There are several Nasa astronauts on Project Possum’s board of advisers and during training, Norah was taught by a former Nasa astronaut trainer.

Now 34 years of age, Norah has wanted to travel to space since the age of 11, but much like Canadian astronaut, Chris Hadfield, she was not sure how she could get there, without being an American citizen.

“I remember hearing Chris Hadfield saying he thought it was impossible for him and I felt like that too. I went to Nasa when I was 11 and it was only when I was there and inside, I thought this is really what I wanted to do,” Norah said.

A number of her father’s relatives live in America so she returned to Nasa several times during her teenage years. Norah credits these return trips with keeping her dream alive and so when it came to her Leaving Cert and CAO form she knew what to do.

“I started looking at career choices and I saw I could do aeronautical engineering in UL. I knew a lot of astronauts had studied aeronautical engineering. I loved it.

"I would do my assignments in advance and I’d say I only missed two or three lectures over the whole four years there.

"But I was lucky too, because I knew what I wanted to do, so many people doing their Leaving Cert do not know what they want to do yet,” said Norah.

After her first-class honours degree Norah went on to complete a PhD in aeronautical engineering also at UL.

While she continued to work in the area, it was only in recent times that Norah realised she could actually make it into space as an Irish citizen.

“Nothing in life is a straight line. Sometimes I would sit back and think: ‘What am I doing?’ It’s actually been more recently that I realised if I put my head down that this could happen. Before it didn’t seem possible.
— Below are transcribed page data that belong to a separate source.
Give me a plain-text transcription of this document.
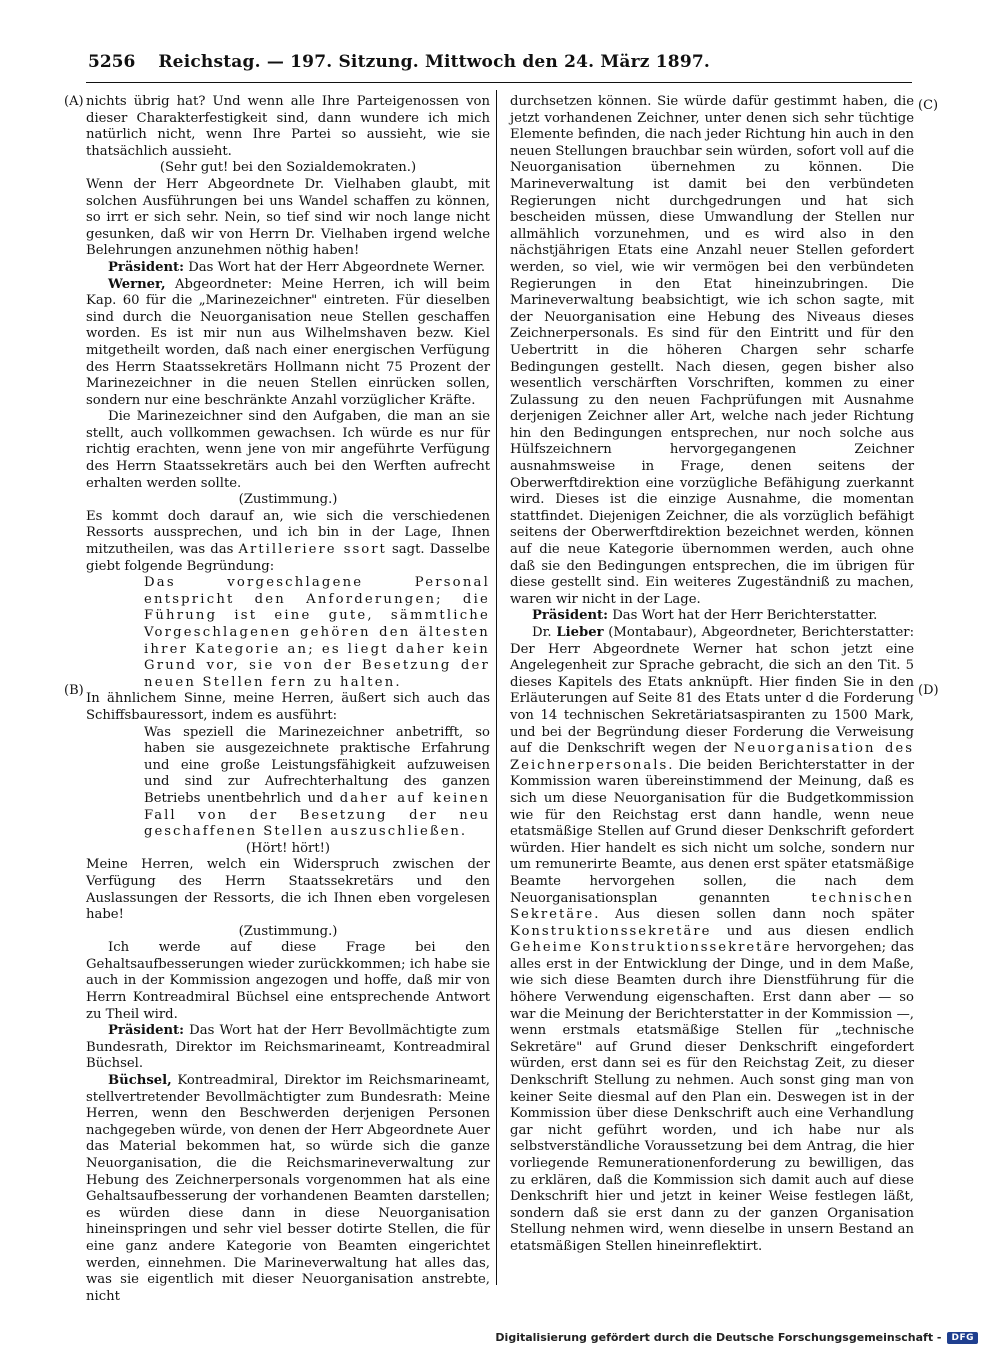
5256 Reichstag. — 197. Sitzung. Mittwoch den 24. März 1897.
(A)
(B)
(C)
(D)

nichts übrig hat? Und wenn alle Ihre Parteigenossen von dieser Charakterfestigkeit sind, dann wundere ich mich natürlich nicht, wenn Ihre Partei so aussieht, wie sie thatsächlich aussieht.

(Sehr gut! bei den Sozialdemokraten.)

Wenn der Herr Abgeordnete Dr. Vielhaben glaubt, mit solchen Ausführungen bei uns Wandel schaffen zu können, so irrt er sich sehr. Nein, so tief sind wir noch lange nicht gesunken, daß wir von Herrn Dr. Vielhaben irgend welche Belehrungen anzunehmen nöthig haben!

Präsident: Das Wort hat der Herr Abgeordnete Werner.

Werner, Abgeordneter: Meine Herren, ich will beim Kap. 60 für die „Marinezeichner" eintreten. Für dieselben sind durch die Neuorganisation neue Stellen geschaffen worden. Es ist mir nun aus Wilhelmshaven bezw. Kiel mitgetheilt worden, daß nach einer energischen Verfügung des Herrn Staatssekretärs Hollmann nicht 75 Prozent der Marinezeichner in die neuen Stellen einrücken sollen, sondern nur eine beschränkte Anzahl vorzüglicher Kräfte.

Die Marinezeichner sind den Aufgaben, die man an sie stellt, auch vollkommen gewachsen. Ich würde es nur für richtig erachten, wenn jene von mir angeführte Verfügung des Herrn Staatssekretärs auch bei den Werften aufrecht erhalten werden sollte.

(Zustimmung.)

Es kommt doch darauf an, wie sich die verschiedenen Ressorts aussprechen, und ich bin in der Lage, Ihnen mitzutheilen, was das Artilleriere ssort sagt. Dasselbe giebt folgende Begründung:

Das vorgeschlagene Personal entspricht den Anforderungen; die Führung ist eine gute, sämmtliche Vorgeschlagenen gehören den ältesten ihrer Kategorie an; es liegt daher kein Grund vor, sie von der Besetzung der neuen Stellen fern zu halten.

In ähnlichem Sinne, meine Herren, äußert sich auch das Schiffsbauressort, indem es ausführt:

Was speziell die Marinezeichner anbetrifft, so haben sie ausgezeichnete praktische Erfahrung und eine große Leistungsfähigkeit aufzuweisen und sind zur Aufrechterhaltung des ganzen Betriebs unentbehrlich und daher auf keinen Fall von der Besetzung der neu geschaffenen Stellen auszuschließen.

(Hört! hört!)

Meine Herren, welch ein Widerspruch zwischen der Verfügung des Herrn Staatssekretärs und den Auslassungen der Ressorts, die ich Ihnen eben vorgelesen habe!

(Zustimmung.)

Ich werde auf diese Frage bei den Gehaltsaufbesserungen wieder zurückkommen; ich habe sie auch in der Kommission angezogen und hoffe, daß mir von Herrn Kontreadmiral Büchsel eine entsprechende Antwort zu Theil wird.

Präsident: Das Wort hat der Herr Bevollmächtigte zum Bundesrath, Direktor im Reichsmarineamt, Kontreadmiral Büchsel.

Büchsel, Kontreadmiral, Direktor im Reichsmarineamt, stellvertretender Bevollmächtigter zum Bundesrath: Meine Herren, wenn den Beschwerden derjenigen Personen nachgegeben würde, von denen der Herr Abgeordnete Auer das Material bekommen hat, so würde sich die ganze Neuorganisation, die die Reichsmarineverwaltung zur Hebung des Zeichnerpersonals vorgenommen hat als eine Gehaltsaufbesserung der vorhandenen Beamten darstellen; es würden diese dann in diese Neuorganisation hineinspringen und sehr viel besser dotirte Stellen, die für eine ganz andere Kategorie von Beamten eingerichtet werden, einnehmen. Die Marineverwaltung hat alles das, was sie eigentlich mit dieser Neuorganisation anstrebte, nicht

durchsetzen können. Sie würde dafür gestimmt haben, die jetzt vorhandenen Zeichner, unter denen sich sehr tüchtige Elemente befinden, die nach jeder Richtung hin auch in den neuen Stellungen brauchbar sein würden, sofort voll auf die Neuorganisation übernehmen zu können. Die Marineverwaltung ist damit bei den verbündeten Regierungen nicht durchgedrungen und hat sich bescheiden müssen, diese Umwandlung der Stellen nur allmählich vorzunehmen, und es wird also in den nächstjährigen Etats eine Anzahl neuer Stellen gefordert werden, so viel, wie wir vermögen bei den verbündeten Regierungen in den Etat hineinzubringen. Die Marineverwaltung beabsichtigt, wie ich schon sagte, mit der Neuorganisation eine Hebung des Niveaus dieses Zeichnerpersonals. Es sind für den Eintritt und für den Uebertritt in die höheren Chargen sehr scharfe Bedingungen gestellt. Nach diesen, gegen bisher also wesentlich verschärften Vorschriften, kommen zu einer Zulassung zu den neuen Fachprüfungen mit Ausnahme derjenigen Zeichner aller Art, welche nach jeder Richtung hin den Bedingungen entsprechen, nur noch solche aus Hülfszeichnern hervorgegangenen Zeichner ausnahmsweise in Frage, denen seitens der Oberwerftdirektion eine vorzügliche Befähigung zuerkannt wird. Dieses ist die einzige Ausnahme, die momentan stattfindet. Diejenigen Zeichner, die als vorzüglich befähigt seitens der Oberwerftdirektion bezeichnet werden, können auf die neue Kategorie übernommen werden, auch ohne daß sie den Bedingungen entsprechen, die im übrigen für diese gestellt sind. Ein weiteres Zugeständniß zu machen, waren wir nicht in der Lage.

Präsident: Das Wort hat der Herr Berichterstatter.

Dr. Lieber (Montabaur), Abgeordneter, Berichterstatter: Der Herr Abgeordnete Werner hat schon jetzt eine Angelegenheit zur Sprache gebracht, die sich an den Tit. 5 dieses Kapitels des Etats anknüpft. Hier finden Sie in den Erläuterungen auf Seite 81 des Etats unter d die Forderung von 14 technischen Sekretäriatsaspiranten zu 1500 Mark, und bei der Begründung dieser Forderung die Verweisung auf die Denkschrift wegen der Neuorganisation des Zeichnerpersonals. Die beiden Berichterstatter in der Kommission waren übereinstimmend der Meinung, daß es sich um diese Neuorganisation für die Budgetkommission wie für den Reichstag erst dann handle, wenn neue etatsmäßige Stellen auf Grund dieser Denkschrift gefordert würden. Hier handelt es sich nicht um solche, sondern nur um remunerirte Beamte, aus denen erst später etatsmäßige Beamte hervorgehen sollen, die nach dem Neuorganisationsplan genannten technischen Sekretäre. Aus diesen sollen dann noch später Konstruktionssekretäre und aus diesen endlich Geheime Konstruktionssekretäre hervorgehen; das alles erst in der Entwicklung der Dinge, und in dem Maße, wie sich diese Beamten durch ihre Dienstführung für die höhere Verwendung eigenschaften. Erst dann aber — so war die Meinung der Berichterstatter in der Kommission —, wenn erstmals etatsmäßige Stellen für „technische Sekretäre" auf Grund dieser Denkschrift eingefordert würden, erst dann sei es für den Reichstag Zeit, zu dieser Denkschrift Stellung zu nehmen. Auch sonst ging man von keiner Seite diesmal auf den Plan ein. Deswegen ist in der Kommission über diese Denkschrift auch eine Verhandlung gar nicht geführt worden, und ich habe nur als selbstverständliche Voraussetzung bei dem Antrag, die hier vorliegende Remunerationenforderung zu bewilligen, das zu erklären, daß die Kommission sich damit auch auf diese Denkschrift hier und jetzt in keiner Weise festlegen läßt, sondern daß sie erst dann zu der ganzen Organisation Stellung nehmen wird, wenn dieselbe in unsern Bestand an etatsmäßigen Stellen hineinreflektirt.

Digitalisierung gefördert durch die Deutsche Forschungsgemeinschaft -	DFG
“With the whole area of commercial space travel, opportunities are now opening up that weren’t here five years ago. Project Possum, which wasn’t around five years ago, is a big step forward for me.

"Project Possum is very unique and I will continue with them. Next October I will be doing zero-gravity simulated flights in space suits,” said Norah.

Norah Patten receives letters of support from children that spur her on in her training.
Norah Patten receives letters of support from children that spur her on in her training.

“These commercial companies, such as Space X and Virgin Galactic, will need astronauts and we are now at the cusp of them making flights.”

Norah draws inspiration from Eileen Collins, who was the first female space shuttle commander and pilot, and whose father’s family emigrated from Cork to the US.

“When she decided she wanted to be an astronaut she didn’t tell anyone at first, she was looking for her opportunity to become one. You have to keep your goal in your head. It took me a while to realise it wasn’t going to be a straight path,” explained Norah.

As a scientist she plans to carry out Irish-focused research in space, seeing how materials and various pharmaceutical compounds behave in a zero-gravity environment.

As Norah has completed her recent training programmes, her biggest sources of encouragement in the last six months have been the children and teenagers she meets at talks in schools and universities: “I have kids telling me they want to be astronauts too — boys and girls.

"I suppose it’s giving them a sense of what’s possible. I receive letters as well from children and that really spurs me on.”

With commercial space travel now on the horizon, Norah is preparing as best she can, but it will not just be for her as an individual, but for Irish people as a whole.

“The more I progress in training the more I can see it happening. Could you imagine an Irish person up there? It’s incredible the impact it would have. How amazing would that be?”